Декабрь. “Сибирь вам полностью заменила Кубань, хотелось бы уже почитать о Сибири”, — написала мне одна женщина. Что ж… святая правда: на бумаге я позабыл Сибирь, хотя всегда вспоминаю её и тоскую по первому дому. Не проходит дня, чтобы я не мелькнул мысленно по своей улице Озерной. Мешают мне нервотрёпки из-за журнала “РК”. О Кривощёкове надо писать поэму в прозе. Только. Но способен ли я? Всегда мне говорили, что я пишу стихи, хотя это проза. Чтобы написать о нашей окраине, нужно почувствовать мелодию. Без неё и приниматься не стоит. “Увидеть Париж и умереть”. Мне уже не до Парижа. Навестить матушкину деревню под Бутурлиновкой, дописать “Когда же мы встретимся?”, “Одинокие вечера в Пересыпи” — и хватит.

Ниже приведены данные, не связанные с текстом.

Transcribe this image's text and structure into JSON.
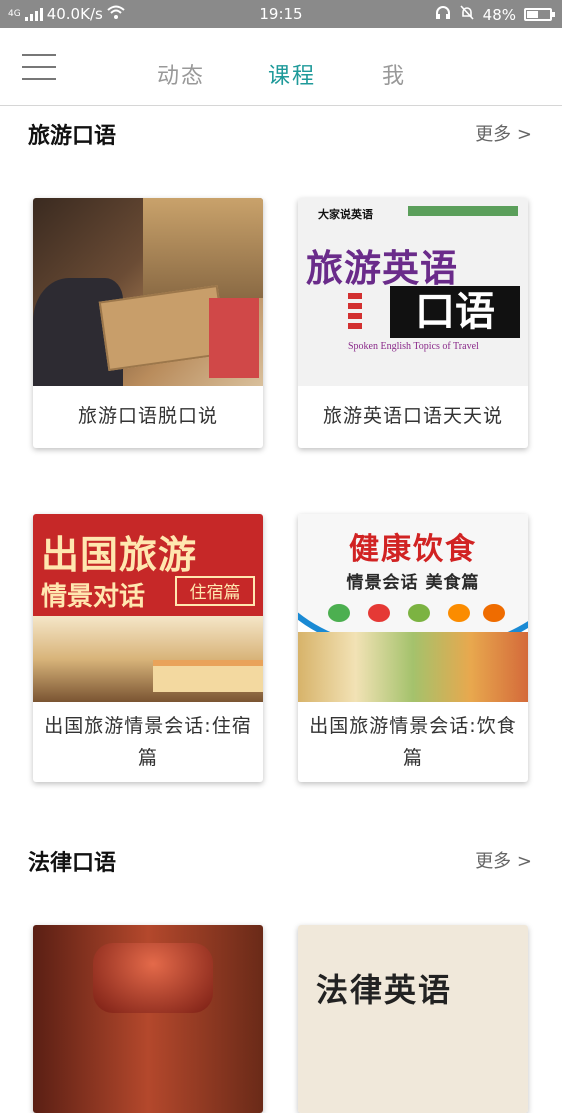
{
  "status_bar": {
    "network": "4G",
    "speed": "40.0K/s",
    "time": "19:15",
    "battery": "48%",
    "battery_level": 0.48
  },
  "nav": {
    "tabs": [
      {
        "label": "动态",
        "active": false
      },
      {
        "label": "课程",
        "active": true
      },
      {
        "label": "我",
        "active": false
      }
    ],
    "accent_color": "#1f9a9a"
  },
  "sections": [
    {
      "title": "旅游口语",
      "more": "更多 >",
      "cards": [
        {
          "caption": "旅游口语脱口说"
        },
        {
          "caption": "旅游英语口语天天说",
          "cover": {
            "header": "大家说英语",
            "title": "旅游英语",
            "subtitle": "口语",
            "english": "Spoken English Topics of Travel"
          }
        },
        {
          "caption": "出国旅游情景会话:住宿篇",
          "cover": {
            "title": "出国旅游",
            "subtitle": "情景对话",
            "tag": "住宿篇"
          }
        },
        {
          "caption": "出国旅游情景会话:饮食篇",
          "cover": {
            "title": "健康饮食",
            "subtitle": "情景会话  美食篇"
          }
        }
      ]
    },
    {
      "title": "法律口语",
      "more": "更多 >",
      "cards": [
        {
          "caption": ""
        },
        {
          "caption": "",
          "cover": {
            "title": "法律英语"
          }
        }
      ]
    }
  ]
}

В 1957 году зачем-то запрашивал адреса Паустовского, М. Куприной-Иорданской, Н. Д. Телешова, М. П. Чеховой, Е. А. и А. А. Есениных, П. Чагина, Е. П. Пешковой. Странная, наивная младенческая наглость. Ещё более странно, что журналы и всякие прочие культурные ведомства отвечали совершенно неизвестному человеку, быть может, вору и бандиту, графоману. Дико теперь читать в блокноте: “Связаться с К. Паустовским”. Слово-то какое: связаться! Уж никого нет на свете. Сестра Есенина Александра Александровна жила на Хорошёвском шоссе, дом 29, кв. 14. Там, на этом шоссе, в издательстве “Современник” переиздали недавно “Наш маленький Париж”, и я по этой улице шёл пешком от метро “Беговая”. А вот адрес К. Г. Паустовского: Котельническая набережная, 1/15, кор. “В”, кв. 83. В самом деле, какие наивные времена! Сколько детского в душе! Вспоминается, как читал книги, как всему верил. Умер бы от счастья, если бы увидел сестру Есенина. А через 10 лет сидел в квартире Екатерины Александровны, разговаривал и после этого ничего не записал (две строчки какие-то). Отчего так? Этот листочек в блокноте, строчки с адресами… запечатлели меня навеки… для меня же, удручённого жизнью и запатентованного званиями и наградами… запечатлели одинокую сиротливую душу мою в первые годы жизни на юге. Хотел бы очутиться таким же неискушённым и… всё-всё записать, каждую почти минуту. Ещё записывал: “Торжок, Калининская область, могила А. П. Керн”. Всё было далеко и недоступно. Какое это было счастье — всё открывать впервые и заранее благодарить Бога, если он пошлёт тебе то-то и то-то.